На сцене появились двое мужчин. Один щуплый, худой, в белой одежде; второй – огромный и широкий, но не толстый, а именно массивный – большой такой амбал, одетый в черное. Ли хорошо запомнила, как их лысины ловили блики софитов. Пару минут музыканты неподвижно стояли, окруженные причудливыми деревянными инструментами. Затем один издал что-то похожее на боевой клич и кинулся к бочке – как позже объяснил Гарин, называлась она «щелевой барабан» – и стал ритмично долбить по ней бамбуковыми палками – звук получался низкий, брутальный, с очень длинным, мучительным эхом – у Ли он вызвал ассоциацию с ночной бомбардировкой мирного города. Бум-бум-бум-бум – затем четыре такта тишины, амбал тоже схватил две бамбуковые палки и подскочил к квадратному барабану – БУМ-БУМ-БУМ-БУМ – звук разлетался по помещению и странными перкуссионными щелчками рикошетил от стен, как картечь.
– Вы в порядке? – спросил Гарин, склонившись к ее уху, когда подошла к концу первая композиция.
– Душно. Тяжело дышать, – сказала Ли.
– Это бывает. С непривычки.
– Где тут выход? Я хочу выйти, подышать.
– Эй, да вы что? – Гарин взял ее за локоть. – И пропустить такое? Они только размялись, сейчас сыграют второй гимн.
И снова грохот барабанов – еще громче, еще мучительнее. У Ли опять перехватило дыхание – ее как будто лупили звуком в солнечное сплетение. Затем – какое-то тихое потрескивание отовсюду. Сначала она даже не поняла, что происходит, только взглянув на Гарина, увидела, что он стучит каблуком по полу, и все вокруг тоже топают в такт. В желудке у Ли заболело – такое ощущение, словно проглотила рыболовный крючок и кто-то теперь тянет за леску. Рядом вновь возник Гарин со стаканом, вложил ей в руку, она сделала глоток и поморщилась. Что-то горькое и, кажется, алкогольное. Она протянула стакан обратно, но Гарин покачал головой «пейте, сразу полегчает».
Она вытерпела еще две композиции – или два «гимна», как называл их Гарин, один громче другого, и продолжала стоять там, в толпе, потому что стеснялась сказать, что ей нехорошо, ей не нравится здесь, и она хочет домой. К пятому «гимну» воображаемый крючок в желудке резко дернулся вверх, к диафрагме. У Ли подкосились ноги, и она схватилась за Гарина.
– Меня сейчас вырвет.
Гарин посмотрел на нее.
– Господи, да на вас лица нет! Что же вы молчали-то?
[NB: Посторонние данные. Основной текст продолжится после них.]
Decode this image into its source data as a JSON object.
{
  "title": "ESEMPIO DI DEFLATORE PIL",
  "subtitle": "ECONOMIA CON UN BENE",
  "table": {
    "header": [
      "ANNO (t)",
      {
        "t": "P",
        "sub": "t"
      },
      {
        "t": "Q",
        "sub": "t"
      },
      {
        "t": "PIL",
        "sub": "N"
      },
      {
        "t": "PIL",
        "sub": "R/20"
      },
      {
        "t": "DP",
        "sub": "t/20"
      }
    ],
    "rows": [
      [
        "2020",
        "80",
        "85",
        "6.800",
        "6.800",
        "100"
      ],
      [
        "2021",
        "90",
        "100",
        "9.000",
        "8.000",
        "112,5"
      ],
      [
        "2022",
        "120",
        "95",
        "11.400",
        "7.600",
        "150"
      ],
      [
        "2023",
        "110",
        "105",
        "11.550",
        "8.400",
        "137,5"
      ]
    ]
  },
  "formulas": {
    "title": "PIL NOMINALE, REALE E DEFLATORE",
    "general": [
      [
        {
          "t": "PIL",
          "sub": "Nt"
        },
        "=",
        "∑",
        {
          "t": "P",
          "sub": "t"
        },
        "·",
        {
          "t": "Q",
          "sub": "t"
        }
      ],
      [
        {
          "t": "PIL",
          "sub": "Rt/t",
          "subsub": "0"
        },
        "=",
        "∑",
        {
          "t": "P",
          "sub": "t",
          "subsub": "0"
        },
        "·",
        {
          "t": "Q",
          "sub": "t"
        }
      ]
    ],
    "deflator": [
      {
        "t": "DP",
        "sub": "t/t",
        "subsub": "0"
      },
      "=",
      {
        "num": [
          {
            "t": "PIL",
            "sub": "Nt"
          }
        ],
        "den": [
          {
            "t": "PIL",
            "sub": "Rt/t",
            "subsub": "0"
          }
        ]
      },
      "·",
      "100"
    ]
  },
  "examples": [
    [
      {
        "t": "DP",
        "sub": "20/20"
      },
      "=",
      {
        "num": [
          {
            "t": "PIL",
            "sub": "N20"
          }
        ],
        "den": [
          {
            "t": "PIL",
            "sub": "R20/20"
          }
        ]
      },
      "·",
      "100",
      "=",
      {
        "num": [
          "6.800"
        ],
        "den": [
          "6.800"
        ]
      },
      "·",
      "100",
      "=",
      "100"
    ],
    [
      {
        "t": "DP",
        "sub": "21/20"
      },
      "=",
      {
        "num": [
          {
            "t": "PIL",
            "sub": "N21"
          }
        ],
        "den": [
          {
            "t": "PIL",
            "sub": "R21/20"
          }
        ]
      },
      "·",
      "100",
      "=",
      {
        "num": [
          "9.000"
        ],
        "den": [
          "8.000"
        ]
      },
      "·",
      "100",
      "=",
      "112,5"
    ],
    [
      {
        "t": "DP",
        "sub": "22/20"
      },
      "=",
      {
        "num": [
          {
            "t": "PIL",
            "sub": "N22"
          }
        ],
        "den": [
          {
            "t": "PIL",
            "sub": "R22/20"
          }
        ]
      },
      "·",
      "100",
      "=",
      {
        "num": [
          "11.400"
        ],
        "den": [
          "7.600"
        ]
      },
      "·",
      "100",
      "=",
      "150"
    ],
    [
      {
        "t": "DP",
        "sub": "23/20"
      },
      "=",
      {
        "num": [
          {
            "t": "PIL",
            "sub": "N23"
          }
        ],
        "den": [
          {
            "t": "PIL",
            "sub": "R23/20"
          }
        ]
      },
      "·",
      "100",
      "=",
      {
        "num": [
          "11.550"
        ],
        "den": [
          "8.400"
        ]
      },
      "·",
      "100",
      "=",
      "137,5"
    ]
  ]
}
Он взял ее под руки и повел к выходу. На свежем воздухе ее легкие раскрылись, и она вдохнула – ощущение, будто оттолкнулась от дна и выплыла на поверхность. Стало полегче, она сидела на ступеньках, а Гарин размахивал перед ней сложенной в веер стопкой бумаги.
– Что вы ели сегодня? – спросил он.
– Что?
– Вы сказали, что вас тошнит. Что вы ели сегодня?
– Ничего. Только салат с креветками. И сок.
– Могу я взять вас за запястье?
– Что?
– Запястье. Хочу проверить пульс.
Она кивнула. Он взял ее руку, прижал два пальца – средний и указательный – к запястью.
– Похоже на отравление. Пойдемте, тут аптека недалеко.
Ну конечно, с облегчением подумала Ли, этот крючок в желудке – всего лишь отравление. Как глупо. Как глупо было думать, что это из-за музыки.